Alfred Russel Wallace
(1822).
The work of the other evolutionists, so far as it is not technical rather than literary, is almost accounted for when Darwin’s is described. With respect to one indeed, Mr. Alfred Russel Wallace, an inevitable injustice is done whatever course be pursued. He is the co-discoverer with Darwin of the scheme of evolution associated with the name of the latter; and though the fame has gone to the elder man, it seems clear that if not Darwin then Mr. Wallace was destined to stir the mind of the age with this great conception. Mr.
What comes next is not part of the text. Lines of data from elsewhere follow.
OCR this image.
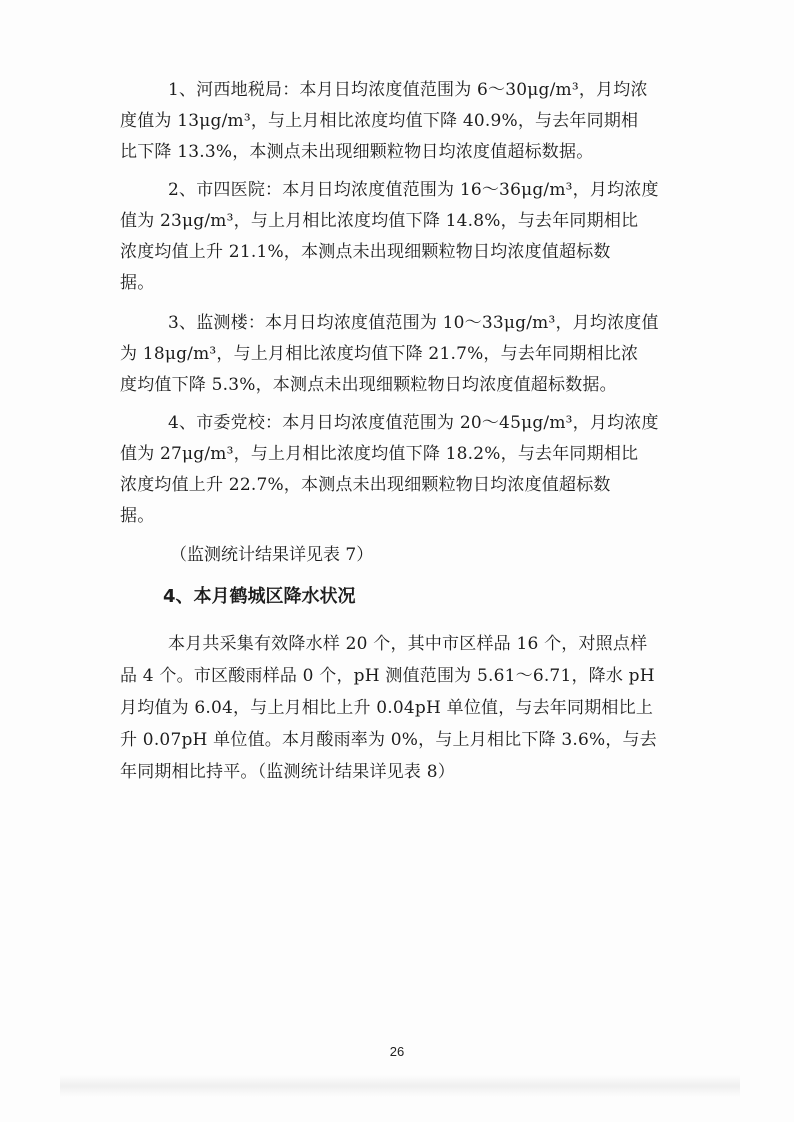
1、河西地税局：本月日均浓度值范围为 6～30μg/m³，月均浓
度值为 13μg/m³，与上月相比浓度均值下降 40.9%，与去年同期相
比下降 13.3%，本测点未出现细颗粒物日均浓度值超标数据。
2、市四医院：本月日均浓度值范围为 16～36μg/m³，月均浓度
值为 23μg/m³，与上月相比浓度均值下降 14.8%，与去年同期相比
浓度均值上升 21.1%，本测点未出现细颗粒物日均浓度值超标数
据。
3、监测楼：本月日均浓度值范围为 10～33μg/m³，月均浓度值
为 18μg/m³，与上月相比浓度均值下降 21.7%，与去年同期相比浓
度均值下降 5.3%，本测点未出现细颗粒物日均浓度值超标数据。
4、市委党校：本月日均浓度值范围为 20～45μg/m³，月均浓度
值为 27μg/m³，与上月相比浓度均值下降 18.2%，与去年同期相比
浓度均值上升 22.7%，本测点未出现细颗粒物日均浓度值超标数
据。

（监测统计结果详见表 7）

4、本月鹤城区降水状况
本月共采集有效降水样 20 个，其中市区样品 16 个，对照点样
品 4 个。市区酸雨样品 0 个，pH 测值范围为 5.61～6.71，降水 pH
月均值为 6.04，与上月相比上升 0.04pH 单位值，与去年同期相比上
升 0.07pH 单位值。本月酸雨率为 0%，与上月相比下降 3.6%，与去
年同期相比持平。（监测统计结果详见表 8）
26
Wallace has been an extensive traveller; he published, in 1853, a volume of Travels on the Amazon, giving an account of journeys in that region during part of which he was the companion of Mr. Henry Walter Bates, whose Naturalist on the Amazon (1863) is well known as one of the most interesting and valuable books of travel and natural history in the language. It was however his observations in the Malay Archipelago that led Mr. Wallace to the theory of evolution, and perhaps he is best known by his book, The Malay Archipelago (1869).